There is great excitement about the potential of African EdTech. This potential is made possible by rapidly increasing access to the internet —over 35% of Africans had internet access in 2017, but this has increased by around 20% already in 2018. The internet and associated technologies can assist education in a number of different ways.

Firstly, Africans with internet access can use online courses, or MOOCs. MOOC stands for Massive Open Online Course. It is like a course that you can take at a university, but conducted entirely online through video, audio, and reading material. They allow a large number of students to take a given course, and they are accessible remotely and at the convenience and pace of each individual student.

Secondly, a variety of learning material is being developed exclusively for mobile phones. This expanding field is called m-learning, and it makes it possible for students to learn languages, improve reading skills or access additional resources for their classes entirely through their mobile phones.

Thirdly, EdTech promises remote learning for students when classes cannot be held, or when they are not able to make it to school. This can be extremely helpful for students who live in difficult areas or have occupations that are likely to take priority over class.

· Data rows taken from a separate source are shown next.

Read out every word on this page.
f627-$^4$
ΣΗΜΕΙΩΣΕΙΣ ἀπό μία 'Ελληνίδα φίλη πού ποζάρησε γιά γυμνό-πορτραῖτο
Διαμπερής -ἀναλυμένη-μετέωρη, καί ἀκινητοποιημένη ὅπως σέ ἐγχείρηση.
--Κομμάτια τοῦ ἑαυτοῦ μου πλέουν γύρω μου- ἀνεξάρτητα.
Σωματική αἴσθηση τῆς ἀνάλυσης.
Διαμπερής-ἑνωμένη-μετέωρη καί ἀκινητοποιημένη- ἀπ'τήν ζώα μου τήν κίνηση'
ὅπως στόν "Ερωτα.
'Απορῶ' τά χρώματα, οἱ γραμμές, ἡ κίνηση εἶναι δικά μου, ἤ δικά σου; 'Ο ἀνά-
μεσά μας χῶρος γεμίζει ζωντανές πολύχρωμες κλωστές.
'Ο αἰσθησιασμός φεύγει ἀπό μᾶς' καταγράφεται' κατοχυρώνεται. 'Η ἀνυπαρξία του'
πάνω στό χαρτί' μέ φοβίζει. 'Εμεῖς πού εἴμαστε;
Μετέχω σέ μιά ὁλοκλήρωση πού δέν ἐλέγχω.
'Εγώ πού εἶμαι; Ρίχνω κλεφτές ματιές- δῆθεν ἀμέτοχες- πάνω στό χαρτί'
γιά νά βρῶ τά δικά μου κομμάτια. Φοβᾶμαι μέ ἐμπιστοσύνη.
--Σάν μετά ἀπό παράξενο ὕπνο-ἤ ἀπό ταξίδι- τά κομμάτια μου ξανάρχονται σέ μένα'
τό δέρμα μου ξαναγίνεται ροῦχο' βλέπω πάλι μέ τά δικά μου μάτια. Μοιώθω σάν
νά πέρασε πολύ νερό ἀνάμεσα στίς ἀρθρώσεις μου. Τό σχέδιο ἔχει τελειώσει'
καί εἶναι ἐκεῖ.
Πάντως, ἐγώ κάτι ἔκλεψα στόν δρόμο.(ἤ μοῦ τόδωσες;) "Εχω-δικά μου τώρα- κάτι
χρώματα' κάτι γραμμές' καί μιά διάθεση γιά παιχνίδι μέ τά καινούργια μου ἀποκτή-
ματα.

EdTech is already being deployed throughout Africa, and clearly has considerable potential. For this potential to be fulfilled, however, EdTech solutions must be established thoughtfully. We must take into account the considerable differences in the levels and forms of internet access across the African continent. While most Nigerians have internet access, less than half of sub-Saharan Africans overall are able to get a stable connection. EdTech strategies must therefore be implemented with the end-user in mind.

That being said, this is a largely surmountable obstacle once the possibilities are known and creative people with the motivation to improve education in Africa turn their minds to it!